A 1998 investigation of Citibank by the U.S. General Accounting Office (GAO) revealed that Citibank had secretly transferred between $90 million and $100 million of alleged drug money for a Mexican client, using many creative methods to camouflage the movement of the assets.

Oil imperialism rests on our continued dependence on oil, which not only threatens the future of humanity through prolonged and bloody conflict, but through another even more insidious threat--climate change and ecological collapse.

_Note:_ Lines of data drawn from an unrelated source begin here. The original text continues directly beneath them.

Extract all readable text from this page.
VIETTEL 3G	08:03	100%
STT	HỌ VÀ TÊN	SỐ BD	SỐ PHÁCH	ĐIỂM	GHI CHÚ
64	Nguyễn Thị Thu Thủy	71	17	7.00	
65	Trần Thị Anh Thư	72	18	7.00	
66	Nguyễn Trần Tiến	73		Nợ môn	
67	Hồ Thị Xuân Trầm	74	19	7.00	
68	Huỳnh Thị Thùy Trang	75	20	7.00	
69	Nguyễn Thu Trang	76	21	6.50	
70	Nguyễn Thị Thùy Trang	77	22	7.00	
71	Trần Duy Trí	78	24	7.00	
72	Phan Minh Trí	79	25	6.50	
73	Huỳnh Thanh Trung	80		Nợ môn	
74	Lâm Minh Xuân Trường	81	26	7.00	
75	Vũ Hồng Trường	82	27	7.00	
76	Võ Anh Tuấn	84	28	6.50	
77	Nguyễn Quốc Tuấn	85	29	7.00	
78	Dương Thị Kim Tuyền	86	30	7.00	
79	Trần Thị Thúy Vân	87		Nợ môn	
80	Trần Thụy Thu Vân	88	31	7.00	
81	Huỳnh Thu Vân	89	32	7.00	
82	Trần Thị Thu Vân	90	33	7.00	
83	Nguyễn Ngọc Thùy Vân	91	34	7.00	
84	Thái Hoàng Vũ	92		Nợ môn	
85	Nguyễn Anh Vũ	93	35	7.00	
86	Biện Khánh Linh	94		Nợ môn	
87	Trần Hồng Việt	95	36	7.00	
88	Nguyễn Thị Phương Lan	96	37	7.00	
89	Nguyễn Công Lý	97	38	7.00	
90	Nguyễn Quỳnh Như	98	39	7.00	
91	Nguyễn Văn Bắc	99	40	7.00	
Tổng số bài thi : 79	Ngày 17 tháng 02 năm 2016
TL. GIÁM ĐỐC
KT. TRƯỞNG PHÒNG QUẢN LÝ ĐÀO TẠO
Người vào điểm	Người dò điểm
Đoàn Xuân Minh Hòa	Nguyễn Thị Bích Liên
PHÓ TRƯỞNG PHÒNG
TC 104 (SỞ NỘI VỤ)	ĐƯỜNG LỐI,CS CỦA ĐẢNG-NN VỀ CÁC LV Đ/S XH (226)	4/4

"The oil industry has destroyed Colombia's forests, as well as the culture and subsistence of its Indigenous Peoples. A major part of the country's territory has been affected by oil-related activities, including colonization. Some Indigenous Peoples, such as the Yariguies, have been exterminated. Others, like the Motilones, the Cofanes and the Guahibos, have been decimated. Nowadays, the U'wa people find their ancestral lands threatened by oil exploitation that could destroy their forests, their lives and their culture.
"The process of territorial occupation by oil companies has been stimulated by Colombian legislation, which has provided large incentives for oil projects. Oil companies are allowed to occupy the five-kilometer area surrounding an oil well, thus displacing Indigenous and farmers' communities and destroying biodiversity-rich forest zones.

"Currently, seven million hectares of Colombian land are occupied by oil operations, and ten million more have been awarded to oil companies over recent years. Thus, 17 million hectares of forested land is currently at the disposition of transnational oil companies."


Oil imperialism flourishes when a supine press cheers and a groveling congress grants unconstitutional authority to the oil-saturated High Cabal. Despite our grief and rage over terrorist atrocities, a "war on terrorism" cannot be fought with bombs and missiles alone. Citizens throughout the world must awaken to this new U.S.-British imperialism and reclaim their governments. Once democracy is re-established, we can start a war on homelessness, poverty, and economic and political inequalities, and begin work to achieve ecological sustainability for our planet.